Они раздевались, помогая друг другу, громко разговаривали и смеялись. Он глядел на них даже с жалостью — он разлучит их, и что они смогут против него по одному? Он разгладил усы. Он глянул на себя в зеркало — лицо было парадным. Он шагнул в освещенный проем прихожей.
— Здравствуй, Лена, — сказал он. — Молодец, что пришла.
— Здрасьте, Марк Романыч, — сказали ему детским голосом.
— Привет, Марек, — сказал Витька.
— Раздевайся, Лена, — сказал он.
— Я уже, — сказал детский голос.
(Надо сосредоточиться.)
— Да, да! — сказал он. — Проходи, проходи. — И пропустил ее в комнату и тут же выставил ногу, как шлагбаум, — загородил дверь. Так что Витьке пришлось бы перепрыгивать, но с такой ногой он не мог. И Витька скорбно поджал губы и закачал головой, отводя глаза.

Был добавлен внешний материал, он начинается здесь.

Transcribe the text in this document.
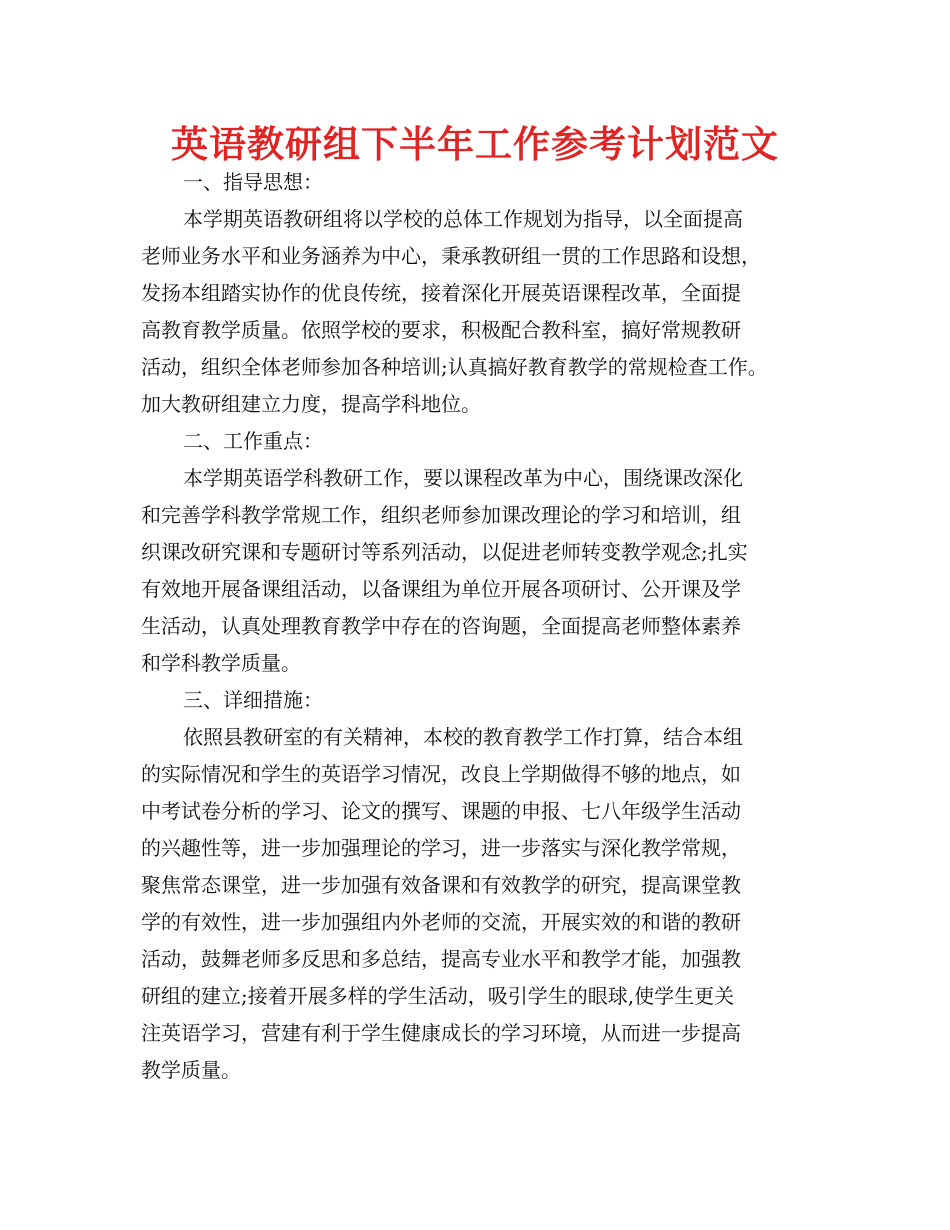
英语教研组下半年工作参考计划范文
一、指导思想：
本学期英语教研组将以学校的总体工作规划为指导，以全面提高
老师业务水平和业务涵养为中心，秉承教研组一贯的工作思路和设想，
发扬本组踏实协作的优良传统，接着深化开展英语课程改革，全面提
高教育教学质量。依照学校的要求，积极配合教科室，搞好常规教研
活动，组织全体老师参加各种培训;认真搞好教育教学的常规检查工作。
加大教研组建立力度，提高学科地位。
二、工作重点：
本学期英语学科教研工作，要以课程改革为中心，围绕课改深化
和完善学科教学常规工作，组织老师参加课改理论的学习和培训，组
织课改研究课和专题研讨等系列活动，以促进老师转变教学观念;扎实
有效地开展备课组活动，以备课组为单位开展各项研讨、公开课及学
生活动，认真处理教育教学中存在的咨询题，全面提高老师整体素养
和学科教学质量。
三、详细措施：
依照县教研室的有关精神，本校的教育教学工作打算，结合本组
的实际情况和学生的英语学习情况，改良上学期做得不够的地点，如
中考试卷分析的学习、论文的撰写、课题的申报、七八年级学生活动
的兴趣性等，进一步加强理论的学习，进一步落实与深化教学常规，
聚焦常态课堂，进一步加强有效备课和有效教学的研究，提高课堂教
学的有效性，进一步加强组内外老师的交流，开展实效的和谐的教研
活动，鼓舞老师多反思和多总结，提高专业水平和教学才能，加强教
研组的建立;接着开展多样的学生活动，吸引学生的眼球,使学生更关
注英语学习，营建有利于学生健康成长的学习环境，从而进一步提高
教学质量。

— Вот это Лена, — сказал Марек, и голос его зазвенел. — Она моя бывшая больная, она несовершеннолетняя, понял?! Я на ней женюсь. И ты мне не ной, Витька, понял, нет?! Иди, иди! — И он безжалостно стал толкать Витьку и раскачивать его.
Витька хватался за стену и пытался уцепиться за Марека, но он ловко увертывался, подсовывая вместо себя палочку.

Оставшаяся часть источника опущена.